We have become a nation of hand washers. Automatic hand sanitizers can be found now in many public places – airports, restaurants, restrooms, church builders, etc. Many women carry hand sanitizing lotions in their purses for occasions when a place for washing the hands is not available. The flu bugs that make the rounds each year have probably contributed to this increased concern for hand sanitization.
The Pharisees of Jesus’ day were also quite concerned about hand washing, although for a different reason. The gospel writer Mark recorded that the Pharisees and some scribes from Jerusalem observed the disciples of Jesus eating with unwashed hands they “found fault” (7:1-12). Mark explained to his Gentile readers that the Pharisees and “all the Jews” washed their hands in a special way, according to the tradition of the elders. The disciples had evidently failed to follow this tradition and thus the Pharisees and scribes considered them to be eating bread with defiled hands.
When these ritualistic hand-washers voiced their complaint about the disciples to Jesus, He didn’t defend the disciples or excuse their behavior as an “oversight,” but instead He attacked the practice of the Pharisees and scribes. Citing a statement from Isaiah 29:13, He identified them as hypocrites and observed that they taught “as doctrines the commandments of men” (7:6-7).
Jesus proceeded to give an example of how they had rejected the commandment of God so that they could keep their tradition. The Law of Moses had commanded certain responsibilities of children toward their parents, including financial support, but the Pharisees and scribes were following a tradition that allowed them to avoid such financial support.
They would declare the financial assets that might have been used to take care of their parents as “Corban,” i.e., dedicated by vow to God, and thus they were not “allowed” to use what was devoted to God for the support of their parents. God comes first, you know, and vows shouldn’t be broken! As Jesus noted, they had voided the commandment of God to provide for parents in their old age through their tradition. Although Jesus didn’t provide this detail, commentators suggest that those who made such a vow were allowed to use the “dedicated” possessions until their death, with the property then presumably passing to the temple treasury!
Wash, wash, wash! I am not entirely unsympathetic with the hand-sanitizing “craze.” I am a hand-washer from way back and I understand that people typically transfer germs through hand contact. But I also hope that, in my desire to avoid germs, I don’t become blind to the more important issue.
Jesus’ conversation with the hand washers had apparently taken place in the presence of a crowd of people.

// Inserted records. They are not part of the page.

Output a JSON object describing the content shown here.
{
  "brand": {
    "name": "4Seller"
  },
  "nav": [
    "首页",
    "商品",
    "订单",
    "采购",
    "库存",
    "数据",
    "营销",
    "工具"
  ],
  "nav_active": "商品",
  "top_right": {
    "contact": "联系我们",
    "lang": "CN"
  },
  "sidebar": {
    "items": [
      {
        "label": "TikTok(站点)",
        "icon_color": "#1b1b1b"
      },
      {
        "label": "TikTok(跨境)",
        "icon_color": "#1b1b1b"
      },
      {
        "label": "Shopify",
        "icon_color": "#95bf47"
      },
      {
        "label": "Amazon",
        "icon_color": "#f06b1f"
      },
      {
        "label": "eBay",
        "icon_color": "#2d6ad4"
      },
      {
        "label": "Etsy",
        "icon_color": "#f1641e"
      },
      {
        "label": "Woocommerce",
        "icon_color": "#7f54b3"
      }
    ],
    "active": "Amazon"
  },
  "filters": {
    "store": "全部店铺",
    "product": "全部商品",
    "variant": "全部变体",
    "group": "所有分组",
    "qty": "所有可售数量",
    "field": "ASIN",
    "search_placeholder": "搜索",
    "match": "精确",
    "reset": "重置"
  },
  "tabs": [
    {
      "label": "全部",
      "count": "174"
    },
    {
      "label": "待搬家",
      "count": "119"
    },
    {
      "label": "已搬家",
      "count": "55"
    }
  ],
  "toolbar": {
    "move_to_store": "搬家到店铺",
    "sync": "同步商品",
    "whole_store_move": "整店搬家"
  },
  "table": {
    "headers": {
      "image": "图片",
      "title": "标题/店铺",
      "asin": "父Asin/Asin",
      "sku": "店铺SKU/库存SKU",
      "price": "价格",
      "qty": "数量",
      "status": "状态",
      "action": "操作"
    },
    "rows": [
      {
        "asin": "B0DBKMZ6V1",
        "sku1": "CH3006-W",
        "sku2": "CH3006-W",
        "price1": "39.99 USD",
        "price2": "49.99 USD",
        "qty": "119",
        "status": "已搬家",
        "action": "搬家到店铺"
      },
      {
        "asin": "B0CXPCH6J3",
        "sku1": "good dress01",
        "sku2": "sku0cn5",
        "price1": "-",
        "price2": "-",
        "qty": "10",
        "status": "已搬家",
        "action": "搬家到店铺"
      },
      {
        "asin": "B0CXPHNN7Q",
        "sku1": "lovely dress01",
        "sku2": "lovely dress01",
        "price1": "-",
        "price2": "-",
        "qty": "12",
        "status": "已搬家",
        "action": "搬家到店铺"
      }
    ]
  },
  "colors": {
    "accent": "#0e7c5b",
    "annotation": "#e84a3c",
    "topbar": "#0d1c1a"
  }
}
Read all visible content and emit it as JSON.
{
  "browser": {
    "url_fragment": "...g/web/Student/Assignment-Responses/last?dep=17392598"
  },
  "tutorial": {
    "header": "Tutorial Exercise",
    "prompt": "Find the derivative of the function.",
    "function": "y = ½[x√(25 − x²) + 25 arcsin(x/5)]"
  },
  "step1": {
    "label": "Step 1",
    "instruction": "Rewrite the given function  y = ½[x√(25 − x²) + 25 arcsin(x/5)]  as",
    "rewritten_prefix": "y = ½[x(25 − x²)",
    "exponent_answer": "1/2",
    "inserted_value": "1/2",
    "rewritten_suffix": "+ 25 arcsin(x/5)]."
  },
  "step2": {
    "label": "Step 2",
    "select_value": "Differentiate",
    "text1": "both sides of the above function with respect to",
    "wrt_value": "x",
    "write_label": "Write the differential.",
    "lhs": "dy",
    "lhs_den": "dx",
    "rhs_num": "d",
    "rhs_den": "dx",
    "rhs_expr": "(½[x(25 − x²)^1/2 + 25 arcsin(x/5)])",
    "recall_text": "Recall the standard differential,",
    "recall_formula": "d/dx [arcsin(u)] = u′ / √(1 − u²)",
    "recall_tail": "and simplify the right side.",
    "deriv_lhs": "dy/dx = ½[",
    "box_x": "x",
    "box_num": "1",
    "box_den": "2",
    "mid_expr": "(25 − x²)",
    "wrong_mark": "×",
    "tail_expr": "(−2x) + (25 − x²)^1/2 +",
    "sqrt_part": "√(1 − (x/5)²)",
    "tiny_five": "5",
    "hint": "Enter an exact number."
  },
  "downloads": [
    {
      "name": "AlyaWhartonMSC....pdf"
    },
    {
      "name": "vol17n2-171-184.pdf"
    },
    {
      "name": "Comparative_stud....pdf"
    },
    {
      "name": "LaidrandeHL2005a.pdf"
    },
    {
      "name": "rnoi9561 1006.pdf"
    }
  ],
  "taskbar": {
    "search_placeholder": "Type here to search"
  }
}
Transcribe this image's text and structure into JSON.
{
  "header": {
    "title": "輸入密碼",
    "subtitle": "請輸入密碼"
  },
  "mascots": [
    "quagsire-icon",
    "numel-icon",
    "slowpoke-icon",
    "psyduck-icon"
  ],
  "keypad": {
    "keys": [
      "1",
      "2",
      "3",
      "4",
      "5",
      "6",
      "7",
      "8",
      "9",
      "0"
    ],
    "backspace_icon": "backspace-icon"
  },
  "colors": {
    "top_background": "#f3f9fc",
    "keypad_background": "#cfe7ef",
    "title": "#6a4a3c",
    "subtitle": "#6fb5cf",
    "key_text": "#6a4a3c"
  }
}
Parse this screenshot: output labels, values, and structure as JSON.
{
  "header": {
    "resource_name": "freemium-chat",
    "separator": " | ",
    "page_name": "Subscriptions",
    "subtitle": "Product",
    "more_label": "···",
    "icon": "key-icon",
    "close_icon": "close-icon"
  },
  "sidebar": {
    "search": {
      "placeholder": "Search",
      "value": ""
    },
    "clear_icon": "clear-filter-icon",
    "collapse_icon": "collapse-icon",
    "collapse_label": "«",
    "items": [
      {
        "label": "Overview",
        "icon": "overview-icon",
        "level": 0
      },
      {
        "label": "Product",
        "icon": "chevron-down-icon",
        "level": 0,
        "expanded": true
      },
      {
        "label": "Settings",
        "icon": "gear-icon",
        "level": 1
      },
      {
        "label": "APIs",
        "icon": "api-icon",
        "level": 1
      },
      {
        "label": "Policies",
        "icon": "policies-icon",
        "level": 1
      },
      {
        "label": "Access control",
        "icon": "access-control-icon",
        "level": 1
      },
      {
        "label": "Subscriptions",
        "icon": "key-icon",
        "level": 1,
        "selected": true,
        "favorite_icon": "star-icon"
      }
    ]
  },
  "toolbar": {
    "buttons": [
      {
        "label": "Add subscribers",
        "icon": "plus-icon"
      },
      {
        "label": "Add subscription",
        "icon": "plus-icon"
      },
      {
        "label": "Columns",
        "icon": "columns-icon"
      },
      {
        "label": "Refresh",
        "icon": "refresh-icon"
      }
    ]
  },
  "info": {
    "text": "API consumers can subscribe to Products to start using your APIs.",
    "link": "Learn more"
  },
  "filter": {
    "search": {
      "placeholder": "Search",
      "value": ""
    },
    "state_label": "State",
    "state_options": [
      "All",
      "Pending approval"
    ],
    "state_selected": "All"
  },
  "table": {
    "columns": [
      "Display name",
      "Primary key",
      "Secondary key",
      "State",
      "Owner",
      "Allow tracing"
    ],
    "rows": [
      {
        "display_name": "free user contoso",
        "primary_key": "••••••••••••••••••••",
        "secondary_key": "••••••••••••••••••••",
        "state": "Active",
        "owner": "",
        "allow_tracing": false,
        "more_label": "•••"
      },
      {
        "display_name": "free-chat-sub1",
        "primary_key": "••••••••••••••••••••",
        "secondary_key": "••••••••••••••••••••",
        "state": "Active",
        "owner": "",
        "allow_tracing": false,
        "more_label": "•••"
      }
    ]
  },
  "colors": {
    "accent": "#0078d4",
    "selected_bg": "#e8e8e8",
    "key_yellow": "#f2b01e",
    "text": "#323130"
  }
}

After Jesus had indicted the Pharisees and scribes for their hypocrisy, He explained to the multitude what really defiles a man. A man is not defiled by those things that enter him from outside, but rather by the things that come out of him (7:15).
The disciples of Jesus were evidently still puzzled about His comments and so they asked Him again about these things once they were away from the crowd (7:17-23). Jesus elaborated on His previous statements, noting that food doesn’t defile a man because it doesn’t enter his heart, but rather his stomach! A man can be defiled by what proceeds from his heart and Jesus listed some examples of such sin.
At least two conclusions stand out in this text. First, sin originates in the heart. As a result, we understand Jesus to have been speaking figuratively when He counseled the cutting off of the hand or foot that “causes one to sin” (Matthew 18:8). Sin may be committed with the hand, but it doesn’t have its source in the hand. James wrote that temptation work through the desires of the heart (1:14).
Second, the importance of the condition of one’s heart becomes obvious. The Pharisees and scribes were concerned with the cleanliness of their hands, but failed to see to the cleanliness of their hearts. ON another occasion, Jesus criticized the Pharisees and scribes because they cleansed “the outside of the cup and dish,” that is, paid attention to their outward appearance, but failed to deal with the extortion and self-indulgence originating from their hearts (Matthew 23:25-26). “Blind Pharisee,” Jesus said, “first cleanse the inside of the cup and dish, that the outside of them may be clean also.”
In Jesus’ mountain sermon, He proclaimed the blessedness of those who are “pure in heart, for they shall see God” (Matthew 5:8). The word translated “pure” in this verse is the same word as that translated “clean” in Matthew 23:26. Those who are citizens o the Lord’s kingdom but have “clean” hearts.
Clean hands will probably contribute to our physical health, but a pure heart is absolutely necessary for good spiritual health!